The commission granted the application allowing the company to "abandon" its intracompany toll facilities but ordered it to make no increase in its toll charges for the substituted service without first obtaining the commission's approval therefor.
The company has appealed to this court by reason of the order prohibiting it from increasing its toll charge without the commission's approval.
Messrs. Power, Griffith Jones, for appellant.
Mr. Mark McElroy, attorney general, Mr. DeForest Mellon, Mr. Herbert T. Maher and Mr. Andrew R. Sarisky, for appellee.
The basis of this controversy is the fact that the authorized toll rates of the Ohio Bell Telephone Company are higher than those of the appellant General Telephone Company, and the latter company has undertaken to charge its customers the higher rates without first obtaining the commission's approval therefor.
The appellant company contends that it has not abandoned its own toll facilities or service but has merely improved its service, and that the commission is without jurisdiction where there is substitution and improvement but no abandonment.
Section 4909.18, Revised Code, reads in part:
"Any public utility desiring to establish any rate, joint rate, toll, classification, charge, or rental, or to modify, amend, change, increase, or reduce any existing rate, joint rate, toll, classification, charge, or rental, or any regulation or practice affecting the same, shall file a written application with the Public Utilities Commission."
The appellant quotes and relies on the fourth paragraph of the syllabus in the case of State v. Western Union Telegraph Co., 154 Ohio St. 511, reading as follows:
"4. Where a substitution of service by a public utility will result in improving the service rendered, such substitution will not amount to an abandonment of service within the meaning of Sections 504-2 and 504-3, General Code [Sections 4905.20 and 4905.21, Revised Code], even though it will involve abandonment of old facilities which are replaced. ( Pittsburgh West Virginia Ry. Co v. Public Utilities Commission, 120 Ohio St. 434, approved and followed.)"
One important difficulty confronting this appellant is the fact that neither of the above-cited cases involved an increase in the charges for services, as here.
In the Railway Company case, supra, an old passenger station was superceded by a modern terminal building on a nearby site. The railroad made no increase in its rates or charges for its services to the public.
The same was true in the Telegraph Company case, supra, where there was an installation of more modern electrical equipment by the company.
Here the appellant concedes that it increased its charges to its customers, but it insists that this did not bring it within the jurisdiction of the commission for the reason that the increased charges were due simply to the already established higher rates of the Bell Telephone Company. The appellant insists further that it has not abandoned its own equipment which has not been dismantled or abandoned although it is no longer in use.
It is interesting to note that in its application the appellant employs the language that "your applicant simultaneously converted this exchange from manual to dial operation, and incident thereto all manual operating functions were abandoned at said exchange." (Italics supplied.)

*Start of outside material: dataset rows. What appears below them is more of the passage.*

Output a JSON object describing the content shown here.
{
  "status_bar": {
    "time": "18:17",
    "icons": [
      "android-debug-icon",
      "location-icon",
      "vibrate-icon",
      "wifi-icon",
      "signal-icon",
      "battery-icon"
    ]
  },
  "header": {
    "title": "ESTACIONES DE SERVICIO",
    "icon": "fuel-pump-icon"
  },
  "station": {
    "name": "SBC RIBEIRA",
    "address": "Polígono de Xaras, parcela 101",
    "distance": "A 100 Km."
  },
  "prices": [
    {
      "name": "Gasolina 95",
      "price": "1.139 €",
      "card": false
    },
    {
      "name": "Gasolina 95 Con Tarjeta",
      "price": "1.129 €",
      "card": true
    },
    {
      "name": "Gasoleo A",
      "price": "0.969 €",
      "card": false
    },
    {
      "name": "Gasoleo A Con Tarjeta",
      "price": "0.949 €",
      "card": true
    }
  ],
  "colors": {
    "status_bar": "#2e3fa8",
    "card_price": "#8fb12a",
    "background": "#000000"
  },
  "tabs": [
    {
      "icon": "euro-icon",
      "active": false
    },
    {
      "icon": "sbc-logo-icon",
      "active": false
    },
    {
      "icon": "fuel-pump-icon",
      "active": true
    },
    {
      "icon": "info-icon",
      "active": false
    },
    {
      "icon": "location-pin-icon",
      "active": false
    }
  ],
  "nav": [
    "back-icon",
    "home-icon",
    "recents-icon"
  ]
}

In its order the commission said in part that "the application of the General Telephone Company of Ohio for authority to abandon its intracompany toll facilities coincident with the conversion of its Tiltonville exchange to dial operation should be, and the same hereby is, granted." (Italics supplied.)
However, a study of cognate Sections 4909.17 and 4909.18, supra, discloses that abandonment is not conclusive in determining the question of jurisdiction of the commission. In each section appears the inescapable prohibition that no "charge, or rental, no change in any * * * charge, or rental, and no regulation or practice affecting any * * * charge * * * shall become effective until the Public Utilities Commission, by order, determines it to be just and reasonable."
Hence, the appellant's increase in its charges to its customers brought it within the purview of these statutes and subjected it to the jurisdiction of the commission.
The order of the commission is affirmed.
Order affirmed.
ZIMMERMAN, TAFT, DOYLE and O'NEILL, JJ., concur.
MATTHIAS and BELL, JJ., dissent.
DOYLE, J., of the Ninth Appellate District, sitting by designation in the place and stead of HERBERT, J.